Making the case for strength training
A Penn State study showed that women who lifted weights several times a week in addition to performing aerobic exercise and sticking to a healthy diet lost an average of 40 percent more fat than the non-weightlifting participants. This is due to the fact that typical aerobic activities such as running and walking tend to burn muscle in addition to fat, while weightlifting torches almost only fat. Other studies indicate that weightlifters experience a significant boost in metabolism for nearly 40 hours after their workout, leading to more total calories burned.
More reasons to embrace strength training
Quicker fat loss and a fired-up metabolism aren’t the only reasons to incorporate strength training into your workout plan. Weightlifting also helps you develop functional strength, which essentially means that you’ll be better equipped to perform daily tasks such as carrying heavy boxes and suitcases or opening tightly sealed jars.
Another benefit to strength training is that your body will go through a “recomposition” wherein fat will slowly be replaced by muscle.
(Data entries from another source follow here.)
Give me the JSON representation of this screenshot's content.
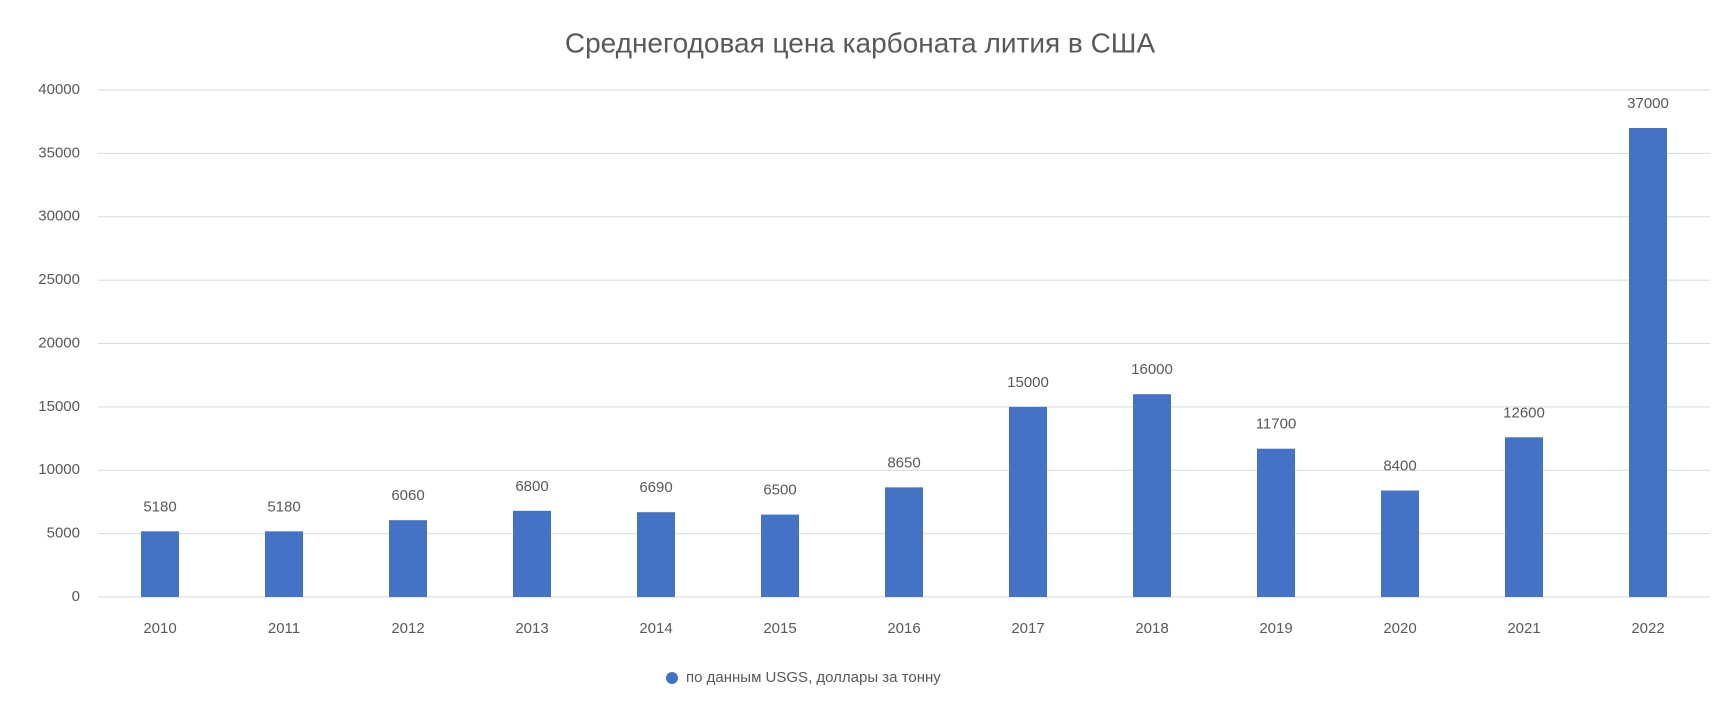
{
  "chart_data": {
    "type": "bar",
    "title": "Среднегодовая цена карбоната лития в США",
    "categories": [
      "2010",
      "2011",
      "2012",
      "2013",
      "2014",
      "2015",
      "2016",
      "2017",
      "2018",
      "2019",
      "2020",
      "2021",
      "2022"
    ],
    "series": [
      {
        "name": "по данным USGS, доллары за тонну",
        "color": "#4472c4",
        "values": [
          5180,
          5180,
          6060,
          6800,
          6690,
          6500,
          8650,
          15000,
          16000,
          11700,
          8400,
          12600,
          37000
        ]
      }
    ],
    "ylim": [
      0,
      40000
    ],
    "yticks": [
      0,
      5000,
      10000,
      15000,
      20000,
      25000,
      30000,
      35000,
      40000
    ],
    "grid": true,
    "legend": "bottom"
  }
}
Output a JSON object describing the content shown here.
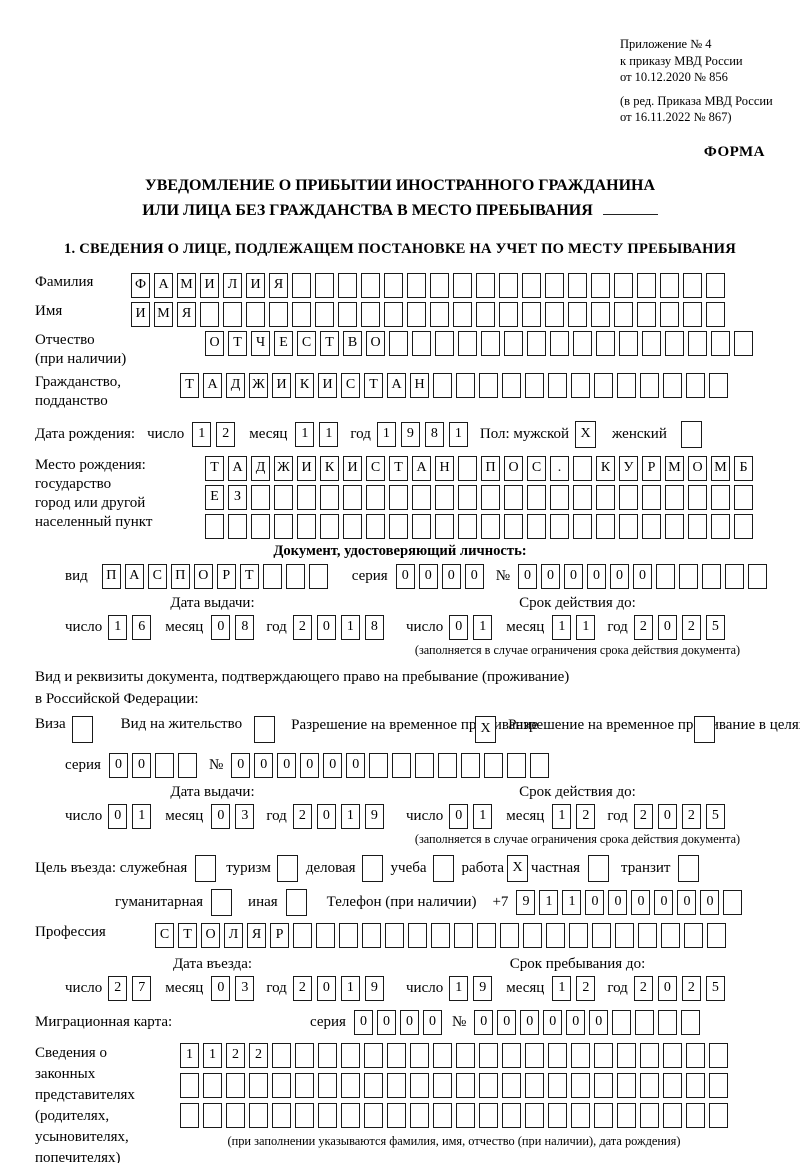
{
  "colors": {
    "paper": "#ffffff",
    "ink": "#000000",
    "box_border": "#1a1a1a"
  },
  "header": {
    "annex_lines": [
      "Приложение № 4",
      "к приказу МВД России",
      "от 10.12.2020 № 856"
    ],
    "revision_lines": [
      "(в ред. Приказа МВД России",
      "от 16.11.2022 № 867)"
    ],
    "forma": "ФОРМА"
  },
  "title": {
    "line1": "УВЕДОМЛЕНИЕ О ПРИБЫТИИ ИНОСТРАННОГО ГРАЖДАНИНА",
    "line2": "ИЛИ ЛИЦА БЕЗ ГРАЖДАНСТВА В МЕСТО ПРЕБЫВАНИЯ"
  },
  "section1": {
    "heading": "1. СВЕДЕНИЯ О ЛИЦЕ, ПОДЛЕЖАЩЕМ ПОСТАНОВКЕ НА УЧЕТ ПО МЕСТУ ПРЕБЫВАНИЯ"
  },
  "labels": {
    "surname": "Фамилия",
    "name": "Имя",
    "patronymic1": "Отчество",
    "patronymic2": "(при наличии)",
    "citizenship1": "Гражданство,",
    "citizenship2": "подданство",
    "birthdate": "Дата рождения:",
    "day": "число",
    "month": "месяц",
    "year": "год",
    "sex_male": "Пол: мужской",
    "sex_female": "женский",
    "birthplace1": "Место рождения:",
    "birthplace2": "государство",
    "birthplace3": "город или другой",
    "birthplace4": "населенный пункт",
    "id_doc_heading": "Документ, удостоверяющий личность:",
    "vid": "вид",
    "seriya": "серия",
    "number_sign": "№",
    "issue_date": "Дата выдачи:",
    "valid_until": "Срок действия до:",
    "residence_doc_line1": "Вид и реквизиты документа, подтверждающего право на пребывание (проживание)",
    "residence_doc_line2": "в Российской Федерации:",
    "visa": "Виза",
    "residence_permit": "Вид на жительство",
    "temp_residence": "Разрешение на временное проживание",
    "temp_residence_edu": "Разрешение на временное проживание в целях получения образования",
    "purpose": "Цель въезда: служебная",
    "tourism": "туризм",
    "business": "деловая",
    "study": "учеба",
    "work": "работа",
    "private": "частная",
    "transit": "транзит",
    "humanitarian": "гуманитарная",
    "other": "иная",
    "phone": "Телефон (при наличии)",
    "plus7": "+7",
    "profession": "Профессия",
    "entry_date": "Дата въезда:",
    "stay_until": "Срок пребывания до:",
    "migration_card": "Миграционная карта:",
    "rep1": "Сведения о",
    "rep2": "законных",
    "rep3": "представителях",
    "rep4": "(родителях,",
    "rep5": "усыновителях,",
    "rep6": "попечителях)"
  },
  "notes": {
    "validity": "(заполняется в случае ограничения срока действия документа)",
    "representatives": "(при заполнении указываются фамилия, имя, отчество (при наличии), дата рождения)"
  },
  "boxes": {
    "surname": {
      "total": 26,
      "chars": "ФАМИЛИЯ"
    },
    "name": {
      "total": 26,
      "chars": "ИМЯ"
    },
    "patronymic": {
      "total": 24,
      "chars": "ОТЧЕСТВО"
    },
    "citizenship": {
      "total": 24,
      "chars": "ТАДЖИКИСТАН"
    },
    "birth_day": {
      "total": 2,
      "chars": "12"
    },
    "birth_month": {
      "total": 2,
      "chars": "11"
    },
    "birth_year": {
      "total": 4,
      "chars": "1981"
    },
    "sex_male": {
      "total": 1,
      "chars": "X"
    },
    "sex_female": {
      "total": 1,
      "chars": ""
    },
    "birthplace_row1": {
      "total": 24,
      "chars": "ТАДЖИКИСТАН ПОС. КУРМОМБ"
    },
    "birthplace_row2": {
      "total": 24,
      "chars": "ЕЗ"
    },
    "birthplace_row3": {
      "total": 24,
      "chars": ""
    },
    "id_type": {
      "total": 10,
      "chars": "ПАСПОРТ"
    },
    "id_series": {
      "total": 4,
      "chars": "0000"
    },
    "id_number": {
      "total": 11,
      "chars": "000000"
    },
    "id_issue_day": {
      "total": 2,
      "chars": "16"
    },
    "id_issue_month": {
      "total": 2,
      "chars": "08"
    },
    "id_issue_year": {
      "total": 4,
      "chars": "2018"
    },
    "id_valid_day": {
      "total": 2,
      "chars": "01"
    },
    "id_valid_month": {
      "total": 2,
      "chars": "11"
    },
    "id_valid_year": {
      "total": 4,
      "chars": "2025"
    },
    "visa": {
      "total": 1,
      "chars": ""
    },
    "residence_permit": {
      "total": 1,
      "chars": ""
    },
    "temp_residence": {
      "total": 1,
      "chars": "X"
    },
    "temp_residence_edu": {
      "total": 1,
      "chars": ""
    },
    "permit_series": {
      "total": 4,
      "chars": "00"
    },
    "permit_number": {
      "total": 14,
      "chars": "000000"
    },
    "permit_issue_day": {
      "total": 2,
      "chars": "01"
    },
    "permit_issue_month": {
      "total": 2,
      "chars": "03"
    },
    "permit_issue_year": {
      "total": 4,
      "chars": "2019"
    },
    "permit_valid_day": {
      "total": 2,
      "chars": "01"
    },
    "permit_valid_month": {
      "total": 2,
      "chars": "12"
    },
    "permit_valid_year": {
      "total": 4,
      "chars": "2025"
    },
    "purpose_official": {
      "total": 1,
      "chars": ""
    },
    "purpose_tourism": {
      "total": 1,
      "chars": ""
    },
    "purpose_business": {
      "total": 1,
      "chars": ""
    },
    "purpose_study": {
      "total": 1,
      "chars": ""
    },
    "purpose_work": {
      "total": 1,
      "chars": "X"
    },
    "purpose_private": {
      "total": 1,
      "chars": ""
    },
    "purpose_transit": {
      "total": 1,
      "chars": ""
    },
    "purpose_humanitarian": {
      "total": 1,
      "chars": ""
    },
    "purpose_other": {
      "total": 1,
      "chars": ""
    },
    "phone": {
      "total": 10,
      "chars": "911000000"
    },
    "profession": {
      "total": 25,
      "chars": "СТОЛЯР"
    },
    "entry_day": {
      "total": 2,
      "chars": "27"
    },
    "entry_month": {
      "total": 2,
      "chars": "03"
    },
    "entry_year": {
      "total": 4,
      "chars": "2019"
    },
    "stay_day": {
      "total": 2,
      "chars": "19"
    },
    "stay_month": {
      "total": 2,
      "chars": "12"
    },
    "stay_year": {
      "total": 4,
      "chars": "2025"
    },
    "mig_series": {
      "total": 4,
      "chars": "0000"
    },
    "mig_number": {
      "total": 10,
      "chars": "000000"
    },
    "rep_row1": {
      "total": 24,
      "chars": "1122"
    },
    "rep_row2": {
      "total": 24,
      "chars": ""
    },
    "rep_row3": {
      "total": 24,
      "chars": ""
    }
  }
}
Though the numbers on the scale might go up (after all, muscle is denser than fat), you will actually look leaner, your clothes will fit better, and you will be healthier.
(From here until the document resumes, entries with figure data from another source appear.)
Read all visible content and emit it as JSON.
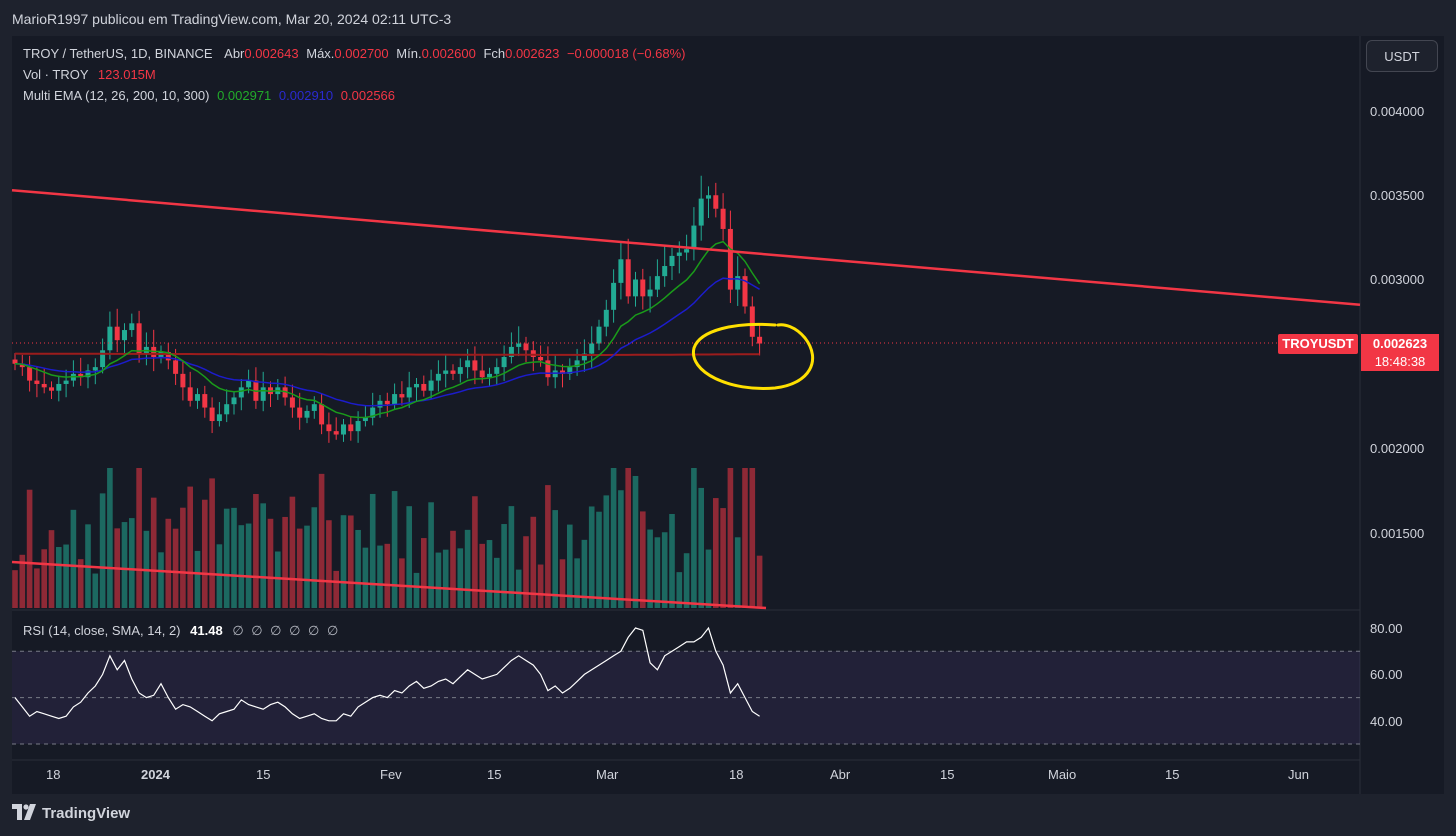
{
  "header": {
    "credit": "MarioR1997 publicou em TradingView.com, Mar 20, 2024 02:11 UTC-3"
  },
  "legend": {
    "symbol": "TROY / TetherUS, 1D, BINANCE",
    "open_label": "Abr",
    "open_value": "0.002643",
    "high_label": "Máx.",
    "high_value": "0.002700",
    "low_label": "Mín.",
    "low_value": "0.002600",
    "close_label": "Fch",
    "close_value": "0.002623",
    "change": "−0.000018 (−0.68%)",
    "vol_label": "Vol · TROY",
    "vol_value": "123.015M",
    "ema_label": "Multi EMA (12, 26, 200, 10, 300)",
    "ema1": "0.002971",
    "ema2": "0.002910",
    "ema3": "0.002566",
    "rsi_label": "RSI (14, close, SMA, 14, 2)",
    "rsi_value": "41.48",
    "rsi_extra": "∅ ∅ ∅ ∅ ∅ ∅"
  },
  "controls": {
    "currency_button": "USDT"
  },
  "price_marker": {
    "symbol": "TROYUSDT",
    "price": "0.002623",
    "countdown": "18:48:38"
  },
  "colors": {
    "up": "#22ab94",
    "down": "#f23645",
    "ema_fast": "#1a9b1a",
    "ema_mid": "#1c1ccc",
    "ema_slow": "#9c1c1c",
    "trendline": "#f23645",
    "annotation": "#ffe000",
    "rsi_line": "#ffffff"
  },
  "chart_data": {
    "type": "candlestick",
    "y_ticks": [
      "0.004000",
      "0.003500",
      "0.003000",
      "0.002000",
      "0.001500"
    ],
    "x_ticks": [
      {
        "label": "18",
        "bold": false
      },
      {
        "label": "2024",
        "bold": true
      },
      {
        "label": "15",
        "bold": false
      },
      {
        "label": "Fev",
        "bold": false
      },
      {
        "label": "15",
        "bold": false
      },
      {
        "label": "Mar",
        "bold": false
      },
      {
        "label": "18",
        "bold": false
      },
      {
        "label": "Abr",
        "bold": false
      },
      {
        "label": "15",
        "bold": false
      },
      {
        "label": "Maio",
        "bold": false
      },
      {
        "label": "15",
        "bold": false
      },
      {
        "label": "Jun",
        "bold": false
      }
    ],
    "rsi_ticks": [
      "80.00",
      "60.00",
      "40.00"
    ],
    "rsi_bands": [
      70,
      50,
      30
    ],
    "last_close": 0.002623,
    "trendline_price": {
      "from": {
        "date": "2023-12-14",
        "price": 0.00353
      },
      "to": {
        "date": "2024-06-07",
        "price": 0.00285
      }
    },
    "trendline_volume": "descending",
    "candles_close": [
      0.0025,
      0.00248,
      0.0024,
      0.00238,
      0.00236,
      0.00234,
      0.00238,
      0.0024,
      0.00244,
      0.00242,
      0.00246,
      0.00248,
      0.00258,
      0.00272,
      0.00264,
      0.0027,
      0.00274,
      0.00256,
      0.0026,
      0.00254,
      0.00257,
      0.00252,
      0.00244,
      0.00236,
      0.00228,
      0.00232,
      0.00224,
      0.00216,
      0.0022,
      0.00226,
      0.0023,
      0.00236,
      0.0024,
      0.00228,
      0.00236,
      0.00232,
      0.00236,
      0.0023,
      0.00224,
      0.00218,
      0.00222,
      0.00226,
      0.00214,
      0.0021,
      0.00208,
      0.00214,
      0.0021,
      0.00216,
      0.00218,
      0.00224,
      0.00228,
      0.00226,
      0.00232,
      0.0023,
      0.00236,
      0.00238,
      0.00234,
      0.0024,
      0.00244,
      0.00246,
      0.00244,
      0.00248,
      0.00252,
      0.00246,
      0.00242,
      0.00244,
      0.00248,
      0.00254,
      0.0026,
      0.00262,
      0.00258,
      0.00254,
      0.00252,
      0.00242,
      0.00246,
      0.00244,
      0.00248,
      0.00252,
      0.00256,
      0.00262,
      0.00272,
      0.00282,
      0.00298,
      0.00312,
      0.0029,
      0.003,
      0.0029,
      0.00294,
      0.00302,
      0.00308,
      0.00314,
      0.00316,
      0.00318,
      0.00332,
      0.00348,
      0.0035,
      0.00342,
      0.0033,
      0.00294,
      0.00302,
      0.00284,
      0.00266,
      0.00262
    ],
    "rsi_values": [
      50,
      46,
      42,
      44,
      43,
      42,
      41,
      42,
      46,
      48,
      52,
      55,
      60,
      68,
      62,
      66,
      58,
      52,
      50,
      51,
      56,
      50,
      45,
      47,
      46,
      44,
      42,
      40,
      43,
      44,
      45,
      49,
      47,
      46,
      45,
      47,
      48,
      46,
      43,
      41,
      42,
      43,
      41,
      40,
      40,
      43,
      42,
      46,
      48,
      50,
      51,
      50,
      53,
      52,
      55,
      57,
      54,
      55,
      57,
      58,
      56,
      59,
      62,
      60,
      58,
      59,
      60,
      63,
      66,
      68,
      66,
      64,
      60,
      53,
      55,
      52,
      54,
      57,
      60,
      62,
      64,
      66,
      68,
      70,
      76,
      80,
      79,
      65,
      62,
      68,
      70,
      72,
      74,
      74,
      76,
      80,
      70,
      64,
      52,
      56,
      50,
      44,
      42
    ]
  }
}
And perhaps the best reason to embrace strength training is that doing so allows you to eat more! The more muscles you have, the more energy (read: food) you need to keep your body functioning. So if you’re tired of trying to subsist on 1200-calorie meal plans, start hitting the weight room.
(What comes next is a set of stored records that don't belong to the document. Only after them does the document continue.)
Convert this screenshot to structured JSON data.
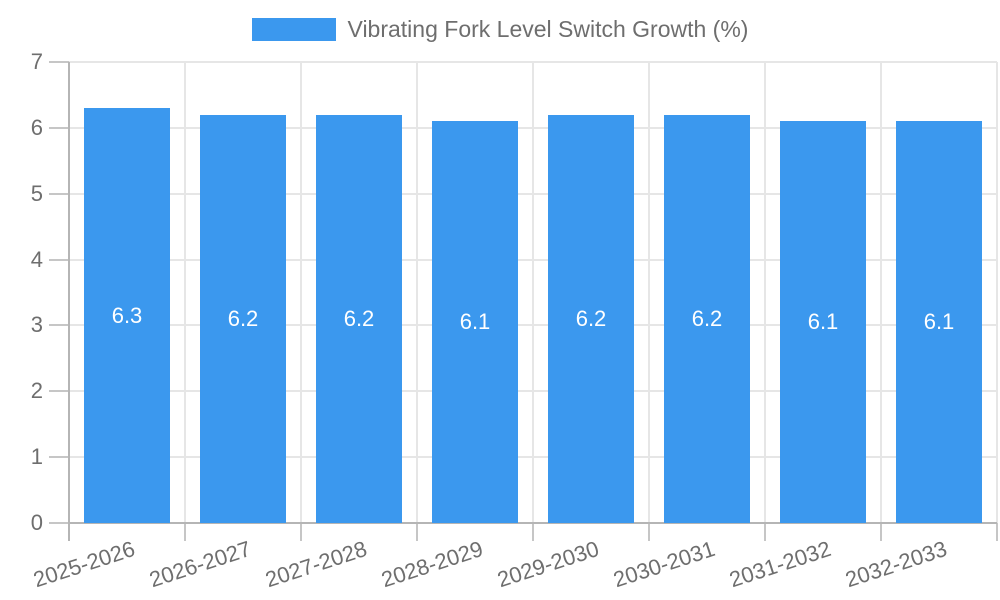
{
  "legend": {
    "label": "Vibrating Fork Level Switch Growth (%)"
  },
  "chart_data": {
    "type": "bar",
    "title": "Vibrating Fork Level Switch Growth (%)",
    "categories": [
      "2025-2026",
      "2026-2027",
      "2027-2028",
      "2028-2029",
      "2029-2030",
      "2030-2031",
      "2031-2032",
      "2032-2033"
    ],
    "values": [
      6.3,
      6.2,
      6.2,
      6.1,
      6.2,
      6.2,
      6.1,
      6.1
    ],
    "bar_labels": [
      "6.3",
      "6.2",
      "6.2",
      "6.1",
      "6.2",
      "6.2",
      "6.1",
      "6.1"
    ],
    "xlabel": "",
    "ylabel": "",
    "ylim": [
      0,
      7
    ],
    "yticks": [
      0,
      1,
      2,
      3,
      4,
      5,
      6,
      7
    ],
    "grid": true,
    "legend_position": "top-center",
    "colors": {
      "bar": "#3b98ee",
      "grid": "#e6e6e6",
      "axis": "#b5b5b5",
      "tick": "#c6c6c6",
      "tick_label": "#6e6e6e",
      "bar_label": "#ffffff"
    }
  }
}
As you can see, strength training can do a lot more for your health than cardiovascular exercise and diet alone. Of course, you should bear in mind that we’re talking about the kind of strength that comes from lifting heavy weights or doing programs like CrossFit and P90X, not the minimal toning and tightening that comes from holding a 3LB dumbbell in each hand while power walking on the treadmill. Try adding 3 to 4 strength sessions per week so you can discover for yourself why strong is the new skinny!